Make additional suggestions for improvement
Don’t be afraid to make suggestions on what changes the recipient can make to improve. Sometimes people need extra guidance in order to learn from constructive criticism.
By providing the person with a few ideas on how to improve, you give them an opportunity to show you that they’ve heard your feedback and they’re taking steps to change their behavior.
That way, if they try your suggestions and still don’t meet their goals, you can then work together to give them the tools they need to succeed.
Have a strategy prepared ahead of time
It’s easy to lose track of things during the discussion and veer off course. Nothing derails a compliment sandwich more than rambling about something off-topic.
Try to have a plan drawn out ahead of time for what you’re going to say, and include opportunities for the person to respond.
You might want to consider the different ways they’ll respond and come up with your own way of dealing with that.

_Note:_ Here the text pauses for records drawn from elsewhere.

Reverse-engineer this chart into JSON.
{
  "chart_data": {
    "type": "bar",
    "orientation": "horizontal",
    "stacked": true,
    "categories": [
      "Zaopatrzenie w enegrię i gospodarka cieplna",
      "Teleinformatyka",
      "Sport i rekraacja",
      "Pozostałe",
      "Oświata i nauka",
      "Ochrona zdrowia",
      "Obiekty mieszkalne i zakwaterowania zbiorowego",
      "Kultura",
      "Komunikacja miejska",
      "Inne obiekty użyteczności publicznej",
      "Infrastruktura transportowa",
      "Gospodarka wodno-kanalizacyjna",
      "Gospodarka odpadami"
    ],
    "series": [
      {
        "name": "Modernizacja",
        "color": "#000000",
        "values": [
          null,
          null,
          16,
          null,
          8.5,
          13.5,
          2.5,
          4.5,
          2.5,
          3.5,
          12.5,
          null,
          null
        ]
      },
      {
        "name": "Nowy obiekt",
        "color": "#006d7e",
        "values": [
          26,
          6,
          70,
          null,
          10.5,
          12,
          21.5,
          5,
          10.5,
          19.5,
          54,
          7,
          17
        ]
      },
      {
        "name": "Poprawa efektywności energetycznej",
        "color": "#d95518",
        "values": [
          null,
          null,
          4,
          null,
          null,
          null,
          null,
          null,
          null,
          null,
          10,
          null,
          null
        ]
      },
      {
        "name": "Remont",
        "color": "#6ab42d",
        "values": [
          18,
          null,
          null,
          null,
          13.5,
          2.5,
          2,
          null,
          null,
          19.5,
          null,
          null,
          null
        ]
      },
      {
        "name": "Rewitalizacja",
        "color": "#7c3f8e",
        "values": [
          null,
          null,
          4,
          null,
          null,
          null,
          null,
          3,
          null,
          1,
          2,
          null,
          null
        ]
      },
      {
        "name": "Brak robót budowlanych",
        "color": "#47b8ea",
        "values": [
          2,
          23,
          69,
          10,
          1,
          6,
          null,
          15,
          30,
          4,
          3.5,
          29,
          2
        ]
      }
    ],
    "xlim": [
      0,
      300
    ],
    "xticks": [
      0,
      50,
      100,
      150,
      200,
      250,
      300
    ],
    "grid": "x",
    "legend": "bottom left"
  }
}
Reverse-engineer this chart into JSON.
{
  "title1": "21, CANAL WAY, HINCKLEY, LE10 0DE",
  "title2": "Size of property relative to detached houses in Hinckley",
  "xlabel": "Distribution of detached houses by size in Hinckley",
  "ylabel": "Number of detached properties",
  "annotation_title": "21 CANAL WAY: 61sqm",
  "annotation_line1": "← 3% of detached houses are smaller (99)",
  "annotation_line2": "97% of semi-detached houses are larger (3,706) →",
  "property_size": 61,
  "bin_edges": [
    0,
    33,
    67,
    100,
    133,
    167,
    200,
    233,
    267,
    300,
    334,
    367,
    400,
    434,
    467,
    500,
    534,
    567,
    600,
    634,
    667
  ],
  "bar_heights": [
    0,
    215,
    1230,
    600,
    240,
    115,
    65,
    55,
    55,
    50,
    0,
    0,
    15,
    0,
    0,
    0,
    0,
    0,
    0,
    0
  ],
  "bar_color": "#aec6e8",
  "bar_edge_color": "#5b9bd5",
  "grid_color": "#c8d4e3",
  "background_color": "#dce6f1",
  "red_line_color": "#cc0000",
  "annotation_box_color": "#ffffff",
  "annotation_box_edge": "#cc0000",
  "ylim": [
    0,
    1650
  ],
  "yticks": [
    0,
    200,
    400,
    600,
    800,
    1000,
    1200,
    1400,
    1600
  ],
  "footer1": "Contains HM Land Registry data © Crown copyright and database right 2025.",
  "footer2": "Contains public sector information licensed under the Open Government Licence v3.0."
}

For example, if your criticism is about lateness, you might anticipate that they’ll have questions about how often they’ve been late and by how long.
Having this information on hand ahead of time can make the process easier to navigate.
Practice civil discourse
Civil discourse is a powerful tool designed to have difficult conversations in an open and respectful manner.
What’s more difficult than telling someone what they’re doing wrong?
To practice civil discourse, make sure you give both sides ample opportunity to speak.
Don’t interrupt the other person when they’re speaking, and listen carefully to what they say before formulating your own response.
Practice active listening
You may come in with an idea of what negative feedback you want to give, but then something they say makes you realize you had things all wrong.
Be open to input from the feedback recipient and you might find that you’ll come to a solution together.
What Do Real Life Feedback Sandwich Situations Look Like?
Feedback sandwiches don’t always work out in certain real life situations.
Some people have selective perception where they tune out the negative feedback and only hear the positives.
For example, let’s say you give someone such feedback:
- You’re always so dependable.
- You need to keep me in the loop with updates about work projects.
- You have an excellent attitude.
If the employee has selective perception, they might not understand the negative criticism in the middle.
You may want better communication about work projects, but all they’ve heard is how dependable they are and what a great attitude they have.
Try to make sure your negative criticism is distinct from the positive feedback, and that it doesn’t contradict it.
The feedback sandwich can be a great tool for making constructive criticism a natural part of the workday.
Consider these tips to see whether or it meets to your needs.